Last week I wrote about the takeover of Houghton Mifflin by Riverdeep. The pretty obvious headline (variations on the Ike and Tina TurnerPhil Spector song) was used by just about all the commentators. The best analysis, in my view, was by Luke Johnson in the Telegraph. I think this sums up Mr Johnson's views:

'Riverdeep has been a whirlwind buy-and-build in the educational software field. It went public on Nasdaq in 2000, went private in controversial circumstances after three years, and just a year later its private equity backers were bought out for more than twice their entry price.

Its worth appears to have risen from €349m, to €850m, to now perhaps €1.1bn, although underlying growth of the business has failed to match the vertiginous climb in valuations. Prior to this deal it had at least $380m debt of its own, much of it expensive notes at 9.25 per cent. To help fund the project, Davy is offering 200 of its high net worth clients a piece of the action, and have also brought in $200m of Middle Eastern money. Nevertheless, it sounds like the enlarged group will not cover its interest bill twice – wild stuff.

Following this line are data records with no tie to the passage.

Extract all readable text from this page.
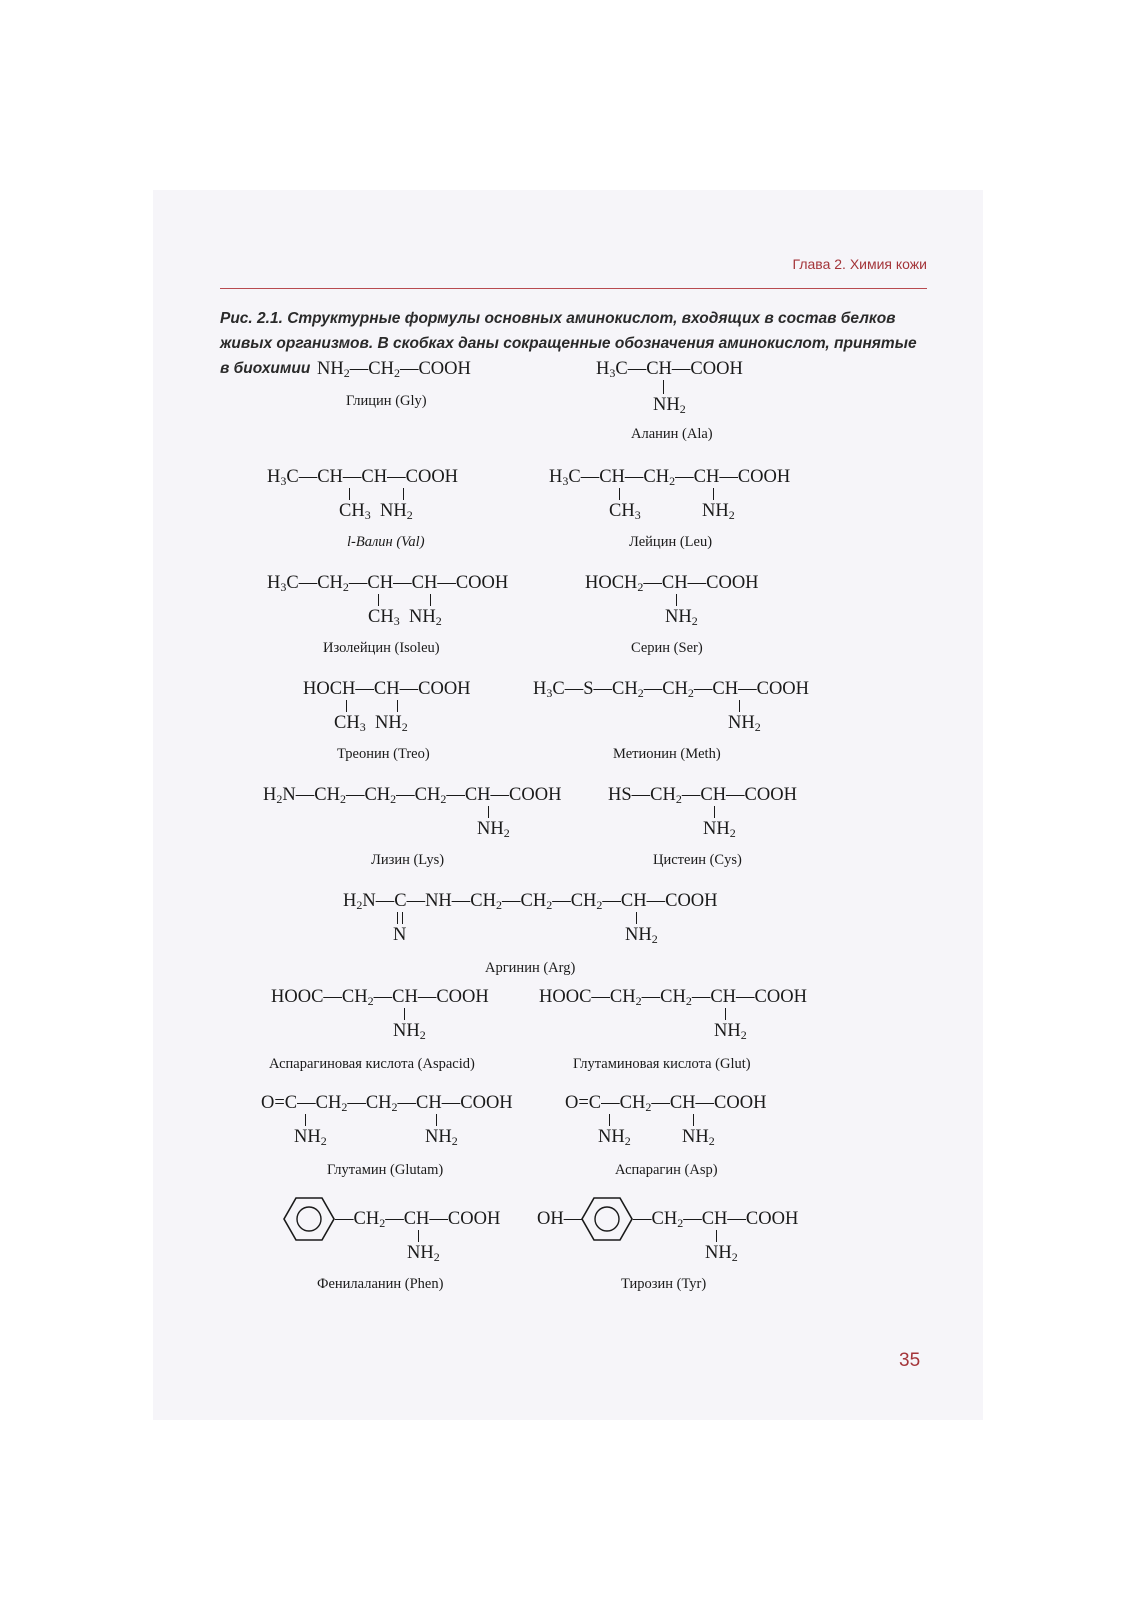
Глава 2. Химия кожи
Рис. 2.1. Структурные формулы основных аминокислот, входящих в состав белков живых организмов. В скобках даны сокращенные обозначения аминокислот, принятые в биохимии $NH_2—CH_2—COOH$
Глицин (Gly)
$H_3C—CH—COOH$
$NH_2$
Аланин (Ala)
$H_3C—CH—CH—COOH$
$CH_3$  $NH_2$
l-Валин (Val)
$H_3C—CH—CH_2—CH—COOH$
$CH_3$	$NH_2$
Лейцин (Leu)
$H_3C—CH_2—CH—CH—COOH$
$CH_3$  $NH_2$
Изолейцин (Isoleu)
$HOCH_2—CH—COOH$
$NH_2$
Серин (Ser)
HOCH—CH—COOH
$CH_3$  $NH_2$
Треонин (Treo)
$H_3C—S—CH_2—CH_2—CH—COOH$
$NH_2$
Метионин (Meth)
$H_2N—CH_2—CH_2—CH_2—CH—COOH$
$NH_2$
Лизин (Lys)
$HS—CH_2—CH—COOH$
$NH_2$
Цистеин (Cys)
$H_2N—C—NH—CH_2—CH_2—CH_2—CH—COOH$
N	$NH_2$
Аргинин (Arg)
$HOOC—CH_2—CH—COOH$
$NH_2$
Аспарагиновая кислота (Aspacid)
$HOOC—CH_2—CH_2—CH—COOH$
$NH_2$
Глутаминовая кислота (Glut)
$O=C—CH_2—CH_2—CH—COOH$
$NH_2$	$NH_2$
Глутамин (Glutam)
$O=C—CH_2—CH—COOH$
$NH_2$	$NH_2$
Аспарагин (Asp)
$—CH_2—CH—COOH$
$NH_2$
Фенилаланин (Phen)
OH—	$—CH_2—CH—COOH$
$NH_2$
Тирозин (Tyr)
35
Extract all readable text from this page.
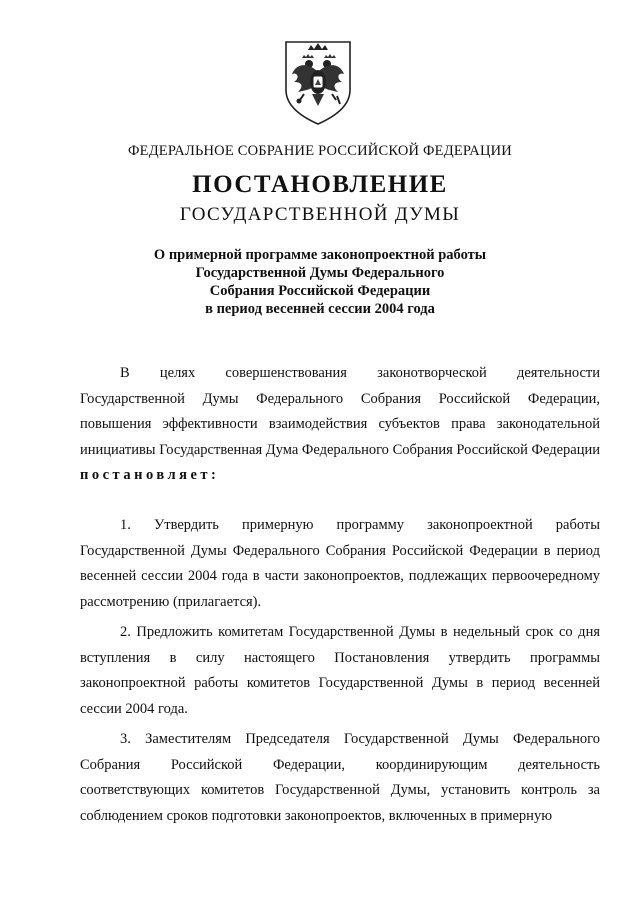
ФЕДЕРАЛЬНОЕ СОБРАНИЕ РОССИЙСКОЙ ФЕДЕРАЦИИ
ПОСТАНОВЛЕНИЕ
ГОСУДАРСТВЕННОЙ ДУМЫ
О примерной программе законопроектной работы
Государственной Думы Федерального
Собрания Российской Федерации
в период весенней сессии 2004 года

В целях совершенствования законотворческой деятельности Государственной Думы Федерального Собрания Российской Федерации, повышения эффективности взаимодействия субъектов права законодательной инициативы Государственная Дума Федерального Собрания Российской Федерации постановляет:

1. Утвердить примерную программу законопроектной работы Государственной Думы Федерального Собрания Российской Федерации в период весенней сессии 2004 года в части законопроектов, подлежащих первоочередному рассмотрению (прилагается).

2. Предложить комитетам Государственной Думы в недельный срок со дня вступления в силу настоящего Постановления утвердить программы законопроектной работы комитетов Государственной Думы в период весенней сессии 2004 года.

3. Заместителям Председателя Государственной Думы Федерального Собрания Российской Федерации, координирующим деятельность соответствующих комитетов Государственной Думы, установить контроль за соблюдением сроков подготовки законопроектов, включенных в примерную
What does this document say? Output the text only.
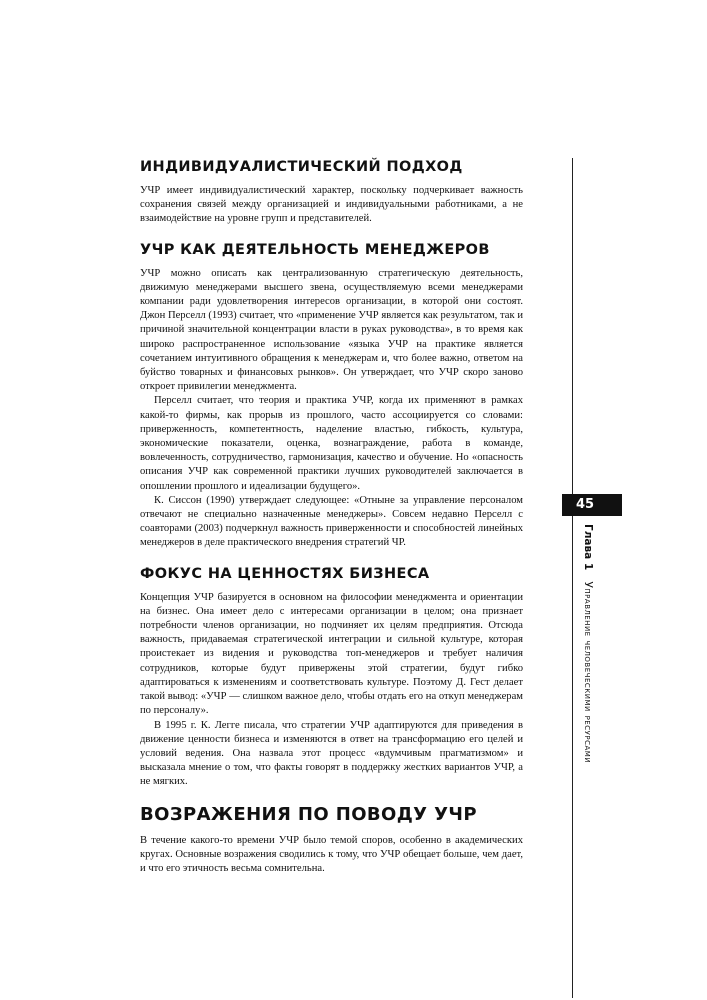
ИНДИВИДУАЛИСТИЧЕСКИЙ ПОДХОД

УЧР имеет индивидуалистический характер, поскольку подчеркивает важность сохранения связей между организацией и индивидуальными работниками, а не взаимодействие на уровне групп и представителей.

УЧР КАК ДЕЯТЕЛЬНОСТЬ МЕНЕДЖЕРОВ

УЧР можно описать как централизованную стратегическую деятельность, движимую менеджерами высшего звена, осуществляемую всеми менеджерами компании ради удовлетворения интересов организации, в которой они состоят. Джон Перселл (1993) считает, что «применение УЧР является как результатом, так и причиной значительной концентрации власти в руках руководства», в то время как широко распространенное использование «языка УЧР на практике является сочетанием интуитивного обращения к менеджерам и, что более важно, ответом на буйство товарных и финансовых рынков». Он утверждает, что УЧР скоро заново откроет привилегии менеджмента.

Перселл считает, что теория и практика УЧР, когда их применяют в рамках какой-то фирмы, как прорыв из прошлого, часто ассоциируется со словами: приверженность, компетентность, наделение властью, гибкость, культура, экономические показатели, оценка, вознаграждение, работа в команде, вовлеченность, сотрудничество, гармонизация, качество и обучение. Но «опасность описания УЧР как современной практики лучших руководителей заключается в опошлении прошлого и идеализации будущего».

К. Сиссон (1990) утверждает следующее: «Отныне за управление персоналом отвечают не специально назначенные менеджеры». Совсем недавно Перселл с соавторами (2003) подчеркнул важность приверженности и способностей линейных менеджеров в деле практического внедрения стратегий ЧР.

ФОКУС НА ЦЕННОСТЯХ БИЗНЕСА

Концепция УЧР базируется в основном на философии менеджмента и ориентации на бизнес. Она имеет дело с интересами организации в целом; она признает потребности членов организации, но подчиняет их целям предприятия. Отсюда важность, придаваемая стратегической интеграции и сильной культуре, которая проистекает из видения и руководства топ-менеджеров и требует наличия сотрудников, которые будут привержены этой стратегии, будут гибко адаптироваться к изменениям и соответствовать культуре. Поэтому Д. Гест делает такой вывод: «УЧР — слишком важное дело, чтобы отдать его на откуп менеджерам по персоналу».

В 1995 г. К. Легге писала, что стратегии УЧР адаптируются для приведения в движение ценности бизнеса и изменяются в ответ на трансформацию его целей и условий ведения. Она назвала этот процесс «вдумчивым прагматизмом» и высказала мнение о том, что факты говорят в поддержку жестких вариантов УЧР, а не мягких.

ВОЗРАЖЕНИЯ ПО ПОВОДУ УЧР

В течение какого-то времени УЧР было темой споров, особенно в академических кругах. Основные возражения сводились к тому, что УЧР обещает больше, чем дает, и что его этичность весьма сомнительна.

45
Глава 1 Управление человеческими ресурсами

The entire tale has so many characteristics of our times: two companies with years of reported net losses – but no one seems to care; endless refinancings at higher values, while private equity firms book huge cash profits in record time; a very young Irish financier turning into an incredibly bullish industrialist; lucrative fees ($91m on this deal alone) at every turn for the advisers; and a financing structure built on mountains of debt, all at stratospheric multiples, with no hope of ever paying off the principal through operations.'

Incidentally, I first heard River Deep Mountain High in a sleazy and wondeful pub called The Criterion in the centre of Cambridge and it's never sounded better since. Unfortunately the Cri went bust and closed.